La Sindrome di Stoccolma più che un vero e proprio disturbo rappresenta un particolare stato psicologico che può interessare le vittime di un sequestro o di un abuso ripetuto che, in maniera apparentemente paradossale, cominciano a nutrire sentimenti positivi verso il proprio aguzzino che possono andare dalla solidarietà all’innamoramento. L’espressione fu usata per la prima volta da Conrad Hassel, agente speciale dell’FBI in seguito ad un episodio avvenuto in Svezia nell’Agosto del 1973: due rapinatori tennero infatti in ostaggio per sei giorni quattro impiegati di una banca di Stoccolma i quali, con grande sorpresa degli inquirenti, una volta rilasciati, espressero sentimenti di solidarietà verso i propri sequestratori arrivando a testimoniare in loro favore. Una delle donne rapite poi instaurò un vero e proprio legame sentimentale con uno dei due criminali che si protrasse oltre il rilascio.
La Sindrome, che investe allo stesso modo vittima e carnefice, insorge solo in caso di vessazioni prolungate e la probabilità di svilupparla aumenta proporzionalmente al grado di dipendenza del sequestrato dal sequestratore: è più facile cioè che insorga in quelle circostanze nelle quali la vittima percepisce che la propria sopravvivenza è legata al proprio aguzzino, mentre di contro questa potrebbe percepire come ben più pericoloso per la propria incolumità un intervento della polizia. Non a caso gli ostaggi svedesi del 1973 dichiararono di aver temuto più la polizia dei rapitori.

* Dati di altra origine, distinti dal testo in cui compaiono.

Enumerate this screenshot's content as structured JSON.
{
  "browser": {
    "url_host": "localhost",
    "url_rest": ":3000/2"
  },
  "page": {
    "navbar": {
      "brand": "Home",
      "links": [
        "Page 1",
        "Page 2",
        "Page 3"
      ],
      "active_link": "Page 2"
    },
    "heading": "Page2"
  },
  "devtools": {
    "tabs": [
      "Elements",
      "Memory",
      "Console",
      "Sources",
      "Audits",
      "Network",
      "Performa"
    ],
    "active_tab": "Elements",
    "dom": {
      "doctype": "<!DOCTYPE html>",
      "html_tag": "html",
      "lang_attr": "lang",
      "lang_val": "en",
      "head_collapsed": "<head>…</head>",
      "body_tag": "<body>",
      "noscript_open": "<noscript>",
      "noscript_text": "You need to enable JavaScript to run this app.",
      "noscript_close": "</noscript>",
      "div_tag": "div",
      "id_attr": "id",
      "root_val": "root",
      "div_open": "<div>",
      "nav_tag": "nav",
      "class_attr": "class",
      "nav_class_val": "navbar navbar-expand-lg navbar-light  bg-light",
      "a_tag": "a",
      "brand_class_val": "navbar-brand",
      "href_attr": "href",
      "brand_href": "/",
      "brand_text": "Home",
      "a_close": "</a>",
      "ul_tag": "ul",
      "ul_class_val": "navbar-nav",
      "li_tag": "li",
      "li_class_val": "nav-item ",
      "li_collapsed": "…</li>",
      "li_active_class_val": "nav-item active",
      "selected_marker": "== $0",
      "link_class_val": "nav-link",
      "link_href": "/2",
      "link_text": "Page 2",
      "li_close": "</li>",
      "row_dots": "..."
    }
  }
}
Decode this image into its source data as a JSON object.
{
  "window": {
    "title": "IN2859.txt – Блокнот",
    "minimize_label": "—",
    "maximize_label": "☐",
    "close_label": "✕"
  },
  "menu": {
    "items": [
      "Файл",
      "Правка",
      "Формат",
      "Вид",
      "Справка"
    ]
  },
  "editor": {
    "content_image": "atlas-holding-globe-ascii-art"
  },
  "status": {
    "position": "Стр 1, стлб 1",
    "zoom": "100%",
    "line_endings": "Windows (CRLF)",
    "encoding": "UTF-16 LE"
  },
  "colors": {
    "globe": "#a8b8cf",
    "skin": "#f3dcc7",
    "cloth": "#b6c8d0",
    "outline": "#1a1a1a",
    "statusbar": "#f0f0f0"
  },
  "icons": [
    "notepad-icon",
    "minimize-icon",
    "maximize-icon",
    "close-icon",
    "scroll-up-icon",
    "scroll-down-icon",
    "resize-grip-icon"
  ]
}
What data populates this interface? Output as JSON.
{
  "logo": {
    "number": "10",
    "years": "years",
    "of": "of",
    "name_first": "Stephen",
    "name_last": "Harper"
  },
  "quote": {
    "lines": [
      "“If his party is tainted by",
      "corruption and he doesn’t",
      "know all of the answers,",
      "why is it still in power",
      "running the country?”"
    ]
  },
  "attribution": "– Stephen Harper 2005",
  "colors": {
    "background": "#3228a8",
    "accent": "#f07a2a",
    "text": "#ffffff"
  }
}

La Sindrome, per la quale si sono tentate molte differenti spiegazioni, potrebbe, secondo alcuni esperti, rappresentare un tentativo inconscio di “neutralizzare” il criminale avvicinandosi a questo umanamente per evitare di essere uccisi, o una difesa, anch’essa inconscia, messa in atto per sopportare il trauma del sequestro e/o della violenza. In ogni caso, sembra essere una strategia, seppure inconscia, efficace che ha permesso a molte vittime di sequestri di uscirne incolumi. Alcuni rapitori hanno dichiarato infatti che è molto più difficile agire in maniera violenta quando gli ostaggi collaborano e sono accondiscendenti. La Sindrome di Stoccolma è nuovamente balzata agli onori delle cronache nel 2006, quando fu ritrovata l’austriaca Natascha Kampusch, scomparsa nel 1998 a soli otto anni. Natascha dichiarò agli inquirenti di aver avuto più volte la possibilità di scappare dalla casa in cui il suo carceriere la teneva segregata, ma di non averlo fatto per scelta. Ricordiamo infatti che la ragazza dichiarò di essersi allontanata volontariamente in seguito a un litigio con l’uomo che, dopo il fatto, si tolse la vita. Tuttavia non tutti gli esperti concordano nel ritenere che nel caso di Natascha si tratti veramente di Sindrome di Stoccolma.